Durigan defende ajuste fiscal rigoroso para viabilizar queda de juros
O ministro da Fazenda afirma que o controle de gastos é a condição essencial para reduzir a taxa básica de juros e estabilizar a dívida pública.
Pontos principais
- Dario Durigan defendeu o combate à irresponsabilidade fiscal com o mesmo rigor aplicado à inflação.
- O ministro destacou que o ajuste fiscal de 2 pontos porcentuais do PIB é fundamental para reduzir o prêmio de risco.
- O governo reafirmou o compromisso com a trajetória de superávit fiscal prevista no PLDO.
- A gestão busca juros mais baixos para estimular o crédito e garantir a confiança do mercado.
- As declarações foram feitas durante a 27ª Conferência Santander, em São Paulo.

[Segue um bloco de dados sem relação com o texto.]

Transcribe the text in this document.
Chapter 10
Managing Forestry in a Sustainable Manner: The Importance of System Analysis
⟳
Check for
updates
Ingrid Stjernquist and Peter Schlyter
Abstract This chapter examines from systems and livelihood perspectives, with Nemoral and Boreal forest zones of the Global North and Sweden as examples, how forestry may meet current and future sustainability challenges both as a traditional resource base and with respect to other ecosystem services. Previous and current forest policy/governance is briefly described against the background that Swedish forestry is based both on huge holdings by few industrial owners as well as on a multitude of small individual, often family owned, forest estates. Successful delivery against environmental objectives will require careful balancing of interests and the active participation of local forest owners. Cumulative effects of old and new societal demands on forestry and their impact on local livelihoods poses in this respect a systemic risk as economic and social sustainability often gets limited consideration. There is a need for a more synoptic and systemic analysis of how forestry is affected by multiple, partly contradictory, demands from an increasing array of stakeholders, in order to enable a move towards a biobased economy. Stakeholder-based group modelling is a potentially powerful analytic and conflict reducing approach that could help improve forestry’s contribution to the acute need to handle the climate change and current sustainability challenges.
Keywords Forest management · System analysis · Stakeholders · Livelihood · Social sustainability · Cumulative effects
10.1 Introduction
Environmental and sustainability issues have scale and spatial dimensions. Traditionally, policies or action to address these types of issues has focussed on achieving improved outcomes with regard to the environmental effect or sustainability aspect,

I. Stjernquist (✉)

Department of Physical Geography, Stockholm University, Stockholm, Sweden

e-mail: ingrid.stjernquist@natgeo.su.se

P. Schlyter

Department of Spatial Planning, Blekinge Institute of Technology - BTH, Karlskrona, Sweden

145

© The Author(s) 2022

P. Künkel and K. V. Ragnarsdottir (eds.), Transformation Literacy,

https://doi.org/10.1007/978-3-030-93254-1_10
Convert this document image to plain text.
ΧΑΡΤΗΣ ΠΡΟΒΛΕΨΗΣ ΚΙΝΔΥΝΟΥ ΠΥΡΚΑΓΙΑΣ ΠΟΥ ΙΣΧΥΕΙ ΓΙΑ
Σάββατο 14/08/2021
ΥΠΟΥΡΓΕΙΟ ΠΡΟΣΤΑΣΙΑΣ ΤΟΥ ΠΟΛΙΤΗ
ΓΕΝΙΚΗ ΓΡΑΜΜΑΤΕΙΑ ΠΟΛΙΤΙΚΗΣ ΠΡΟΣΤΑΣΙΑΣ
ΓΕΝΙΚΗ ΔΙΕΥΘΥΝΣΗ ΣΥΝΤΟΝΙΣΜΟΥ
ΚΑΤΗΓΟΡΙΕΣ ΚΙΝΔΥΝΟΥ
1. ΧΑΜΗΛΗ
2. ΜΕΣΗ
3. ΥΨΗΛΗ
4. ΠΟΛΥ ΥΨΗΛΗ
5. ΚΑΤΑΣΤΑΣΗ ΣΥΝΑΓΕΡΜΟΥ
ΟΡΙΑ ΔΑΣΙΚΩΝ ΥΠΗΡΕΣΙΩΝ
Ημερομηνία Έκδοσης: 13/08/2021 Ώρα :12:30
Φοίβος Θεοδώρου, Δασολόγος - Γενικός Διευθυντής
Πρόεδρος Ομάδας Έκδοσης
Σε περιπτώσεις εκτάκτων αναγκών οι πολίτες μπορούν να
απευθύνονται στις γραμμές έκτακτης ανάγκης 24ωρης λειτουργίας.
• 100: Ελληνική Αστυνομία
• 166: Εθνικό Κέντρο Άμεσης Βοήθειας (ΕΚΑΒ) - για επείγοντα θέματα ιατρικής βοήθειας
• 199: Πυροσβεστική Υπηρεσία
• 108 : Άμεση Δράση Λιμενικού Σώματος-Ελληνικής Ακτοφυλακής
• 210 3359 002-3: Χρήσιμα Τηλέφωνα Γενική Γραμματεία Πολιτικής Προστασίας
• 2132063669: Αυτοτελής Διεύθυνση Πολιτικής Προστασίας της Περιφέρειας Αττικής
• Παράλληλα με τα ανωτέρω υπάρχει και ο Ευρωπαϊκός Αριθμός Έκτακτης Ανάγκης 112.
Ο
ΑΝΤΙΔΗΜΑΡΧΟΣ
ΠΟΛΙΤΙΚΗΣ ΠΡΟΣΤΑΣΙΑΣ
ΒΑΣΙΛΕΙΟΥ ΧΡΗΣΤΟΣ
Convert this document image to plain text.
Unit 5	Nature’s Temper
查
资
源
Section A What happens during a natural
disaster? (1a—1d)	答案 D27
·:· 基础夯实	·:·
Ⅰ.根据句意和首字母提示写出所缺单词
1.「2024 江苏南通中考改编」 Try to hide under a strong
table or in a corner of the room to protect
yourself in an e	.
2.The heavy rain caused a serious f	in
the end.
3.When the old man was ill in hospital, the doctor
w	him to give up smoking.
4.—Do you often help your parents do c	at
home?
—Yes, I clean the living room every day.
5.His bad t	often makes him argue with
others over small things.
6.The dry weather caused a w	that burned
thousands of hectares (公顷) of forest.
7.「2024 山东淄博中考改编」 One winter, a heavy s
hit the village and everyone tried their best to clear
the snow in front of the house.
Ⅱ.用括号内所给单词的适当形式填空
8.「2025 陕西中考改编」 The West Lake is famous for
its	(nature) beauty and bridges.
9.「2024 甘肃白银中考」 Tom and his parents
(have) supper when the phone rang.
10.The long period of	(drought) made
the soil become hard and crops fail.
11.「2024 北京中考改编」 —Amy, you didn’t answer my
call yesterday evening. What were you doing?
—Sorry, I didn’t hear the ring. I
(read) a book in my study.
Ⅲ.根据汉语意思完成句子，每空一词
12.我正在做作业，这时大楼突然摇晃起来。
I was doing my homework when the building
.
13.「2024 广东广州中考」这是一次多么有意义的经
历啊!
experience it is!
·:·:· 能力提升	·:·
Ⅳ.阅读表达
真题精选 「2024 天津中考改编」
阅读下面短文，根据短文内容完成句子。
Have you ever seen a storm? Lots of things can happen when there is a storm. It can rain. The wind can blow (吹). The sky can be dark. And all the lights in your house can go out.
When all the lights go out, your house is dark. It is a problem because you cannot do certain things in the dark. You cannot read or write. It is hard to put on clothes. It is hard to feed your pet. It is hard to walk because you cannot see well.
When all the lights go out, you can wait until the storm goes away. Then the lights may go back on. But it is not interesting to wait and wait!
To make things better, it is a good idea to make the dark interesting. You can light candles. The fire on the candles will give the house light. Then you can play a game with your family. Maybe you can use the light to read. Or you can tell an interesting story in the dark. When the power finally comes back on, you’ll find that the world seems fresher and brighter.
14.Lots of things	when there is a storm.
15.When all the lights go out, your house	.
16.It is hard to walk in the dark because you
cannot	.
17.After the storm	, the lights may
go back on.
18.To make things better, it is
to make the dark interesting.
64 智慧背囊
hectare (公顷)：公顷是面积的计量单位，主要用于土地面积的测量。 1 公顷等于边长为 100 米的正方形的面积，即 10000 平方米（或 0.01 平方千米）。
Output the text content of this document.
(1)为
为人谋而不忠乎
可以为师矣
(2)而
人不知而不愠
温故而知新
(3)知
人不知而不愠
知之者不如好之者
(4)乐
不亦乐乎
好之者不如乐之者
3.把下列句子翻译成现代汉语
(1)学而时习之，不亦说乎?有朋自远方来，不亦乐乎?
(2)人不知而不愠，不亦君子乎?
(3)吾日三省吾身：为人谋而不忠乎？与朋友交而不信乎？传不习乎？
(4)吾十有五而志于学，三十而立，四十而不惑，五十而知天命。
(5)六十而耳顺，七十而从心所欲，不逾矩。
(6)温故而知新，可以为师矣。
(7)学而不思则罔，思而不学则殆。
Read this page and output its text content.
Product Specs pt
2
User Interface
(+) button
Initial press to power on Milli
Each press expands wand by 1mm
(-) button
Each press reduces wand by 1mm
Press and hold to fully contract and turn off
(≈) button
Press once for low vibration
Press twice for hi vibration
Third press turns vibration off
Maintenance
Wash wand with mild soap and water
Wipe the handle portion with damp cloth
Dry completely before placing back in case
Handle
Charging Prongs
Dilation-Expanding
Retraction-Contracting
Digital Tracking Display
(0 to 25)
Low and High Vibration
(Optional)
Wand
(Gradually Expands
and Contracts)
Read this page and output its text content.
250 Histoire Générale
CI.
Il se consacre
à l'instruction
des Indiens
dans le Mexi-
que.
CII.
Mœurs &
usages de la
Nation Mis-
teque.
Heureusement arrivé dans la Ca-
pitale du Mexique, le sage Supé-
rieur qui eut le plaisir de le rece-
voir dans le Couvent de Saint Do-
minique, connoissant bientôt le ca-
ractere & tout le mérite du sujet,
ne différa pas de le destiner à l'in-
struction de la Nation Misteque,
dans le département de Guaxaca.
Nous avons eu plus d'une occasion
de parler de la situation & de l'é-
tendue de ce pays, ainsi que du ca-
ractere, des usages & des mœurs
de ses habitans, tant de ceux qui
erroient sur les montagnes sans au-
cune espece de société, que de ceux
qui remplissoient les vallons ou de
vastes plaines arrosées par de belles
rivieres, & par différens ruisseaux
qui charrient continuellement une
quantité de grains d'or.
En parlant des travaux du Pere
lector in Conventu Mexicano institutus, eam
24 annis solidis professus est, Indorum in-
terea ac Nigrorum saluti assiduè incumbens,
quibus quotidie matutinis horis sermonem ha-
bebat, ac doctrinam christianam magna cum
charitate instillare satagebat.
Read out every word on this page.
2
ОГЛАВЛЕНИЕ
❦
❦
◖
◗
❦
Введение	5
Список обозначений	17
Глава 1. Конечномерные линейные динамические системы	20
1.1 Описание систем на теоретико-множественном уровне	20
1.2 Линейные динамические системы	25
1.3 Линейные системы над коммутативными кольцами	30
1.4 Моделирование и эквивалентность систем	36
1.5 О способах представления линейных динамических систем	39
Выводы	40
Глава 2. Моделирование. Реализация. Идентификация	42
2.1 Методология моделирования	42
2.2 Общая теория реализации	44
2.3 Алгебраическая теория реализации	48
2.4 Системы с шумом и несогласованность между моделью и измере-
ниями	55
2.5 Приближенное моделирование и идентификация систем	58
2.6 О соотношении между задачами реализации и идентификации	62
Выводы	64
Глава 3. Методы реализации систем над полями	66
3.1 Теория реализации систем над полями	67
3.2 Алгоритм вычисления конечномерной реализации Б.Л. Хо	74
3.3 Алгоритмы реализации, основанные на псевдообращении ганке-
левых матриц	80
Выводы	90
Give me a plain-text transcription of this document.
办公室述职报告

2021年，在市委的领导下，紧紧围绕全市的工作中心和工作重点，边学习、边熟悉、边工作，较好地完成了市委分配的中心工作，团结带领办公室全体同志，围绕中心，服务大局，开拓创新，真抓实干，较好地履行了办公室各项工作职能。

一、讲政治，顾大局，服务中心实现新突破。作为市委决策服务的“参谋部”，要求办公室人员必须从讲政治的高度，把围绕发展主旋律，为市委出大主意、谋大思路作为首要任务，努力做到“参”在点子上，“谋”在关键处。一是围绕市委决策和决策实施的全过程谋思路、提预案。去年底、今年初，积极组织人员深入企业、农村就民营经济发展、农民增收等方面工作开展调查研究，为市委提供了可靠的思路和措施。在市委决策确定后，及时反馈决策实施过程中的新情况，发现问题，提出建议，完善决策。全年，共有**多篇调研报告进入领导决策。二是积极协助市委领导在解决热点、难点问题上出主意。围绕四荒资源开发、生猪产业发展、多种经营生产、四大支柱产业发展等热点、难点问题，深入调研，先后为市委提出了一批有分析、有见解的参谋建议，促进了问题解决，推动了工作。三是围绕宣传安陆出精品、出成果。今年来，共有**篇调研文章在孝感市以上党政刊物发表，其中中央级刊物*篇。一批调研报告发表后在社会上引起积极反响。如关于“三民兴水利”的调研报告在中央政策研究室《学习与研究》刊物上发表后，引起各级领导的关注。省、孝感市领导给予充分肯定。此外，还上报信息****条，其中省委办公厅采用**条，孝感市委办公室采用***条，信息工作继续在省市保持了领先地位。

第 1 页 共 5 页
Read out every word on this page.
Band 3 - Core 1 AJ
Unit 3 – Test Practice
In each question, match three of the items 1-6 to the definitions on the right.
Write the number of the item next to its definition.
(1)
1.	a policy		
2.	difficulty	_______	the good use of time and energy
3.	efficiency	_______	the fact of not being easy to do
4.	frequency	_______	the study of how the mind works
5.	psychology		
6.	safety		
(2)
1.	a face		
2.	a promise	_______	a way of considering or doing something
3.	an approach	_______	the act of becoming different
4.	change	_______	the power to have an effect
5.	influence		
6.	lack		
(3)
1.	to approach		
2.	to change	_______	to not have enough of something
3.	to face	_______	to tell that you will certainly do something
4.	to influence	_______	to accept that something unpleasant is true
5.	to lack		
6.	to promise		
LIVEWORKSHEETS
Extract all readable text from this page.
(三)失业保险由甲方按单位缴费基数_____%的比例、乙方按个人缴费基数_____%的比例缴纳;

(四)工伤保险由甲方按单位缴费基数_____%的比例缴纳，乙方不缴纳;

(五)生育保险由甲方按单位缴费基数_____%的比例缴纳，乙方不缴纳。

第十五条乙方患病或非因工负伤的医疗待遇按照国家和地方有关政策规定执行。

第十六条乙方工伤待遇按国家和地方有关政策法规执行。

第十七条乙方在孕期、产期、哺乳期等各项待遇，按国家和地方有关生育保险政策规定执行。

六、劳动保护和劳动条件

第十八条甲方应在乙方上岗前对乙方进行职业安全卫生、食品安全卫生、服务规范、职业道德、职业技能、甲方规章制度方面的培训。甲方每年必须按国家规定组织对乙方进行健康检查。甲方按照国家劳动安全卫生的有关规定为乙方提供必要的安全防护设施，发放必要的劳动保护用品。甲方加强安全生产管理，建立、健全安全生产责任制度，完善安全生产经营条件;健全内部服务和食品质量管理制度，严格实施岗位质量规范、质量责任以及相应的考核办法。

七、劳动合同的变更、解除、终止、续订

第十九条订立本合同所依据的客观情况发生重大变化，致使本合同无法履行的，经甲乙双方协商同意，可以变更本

Durante a 27ª Conferência Santander, em São Paulo, o ministro da Fazenda, Dario Durigan, reforçou que o ajuste fiscal rigoroso é o pilar indispensável para a redução da taxa básica de juros no Brasil. Segundo o ministro, o governo busca alcançar patamares de juros mais civilizados para estimular o crédito, condicionando esse objetivo a uma gestão de gastos responsável. Durigan destacou que o ajuste de 2 pontos porcentuais do PIB nesta gestão é um passo crucial para diminuir o prêmio de risco e estabilizar a trajetória da dívida pública.
O discurso busca alinhar as expectativas do mercado e sinalizar compromisso com a trajetória de superávit fiscal prevista no Projeto de Lei de Diretrizes Orçamentárias (PLDO). Para o ministro, a irresponsabilidade nas contas públicas deve ser enfrentada com o mesmo empenho dedicado ao controle da inflação, garantindo a previsibilidade necessária para o crescimento econômico sustentado.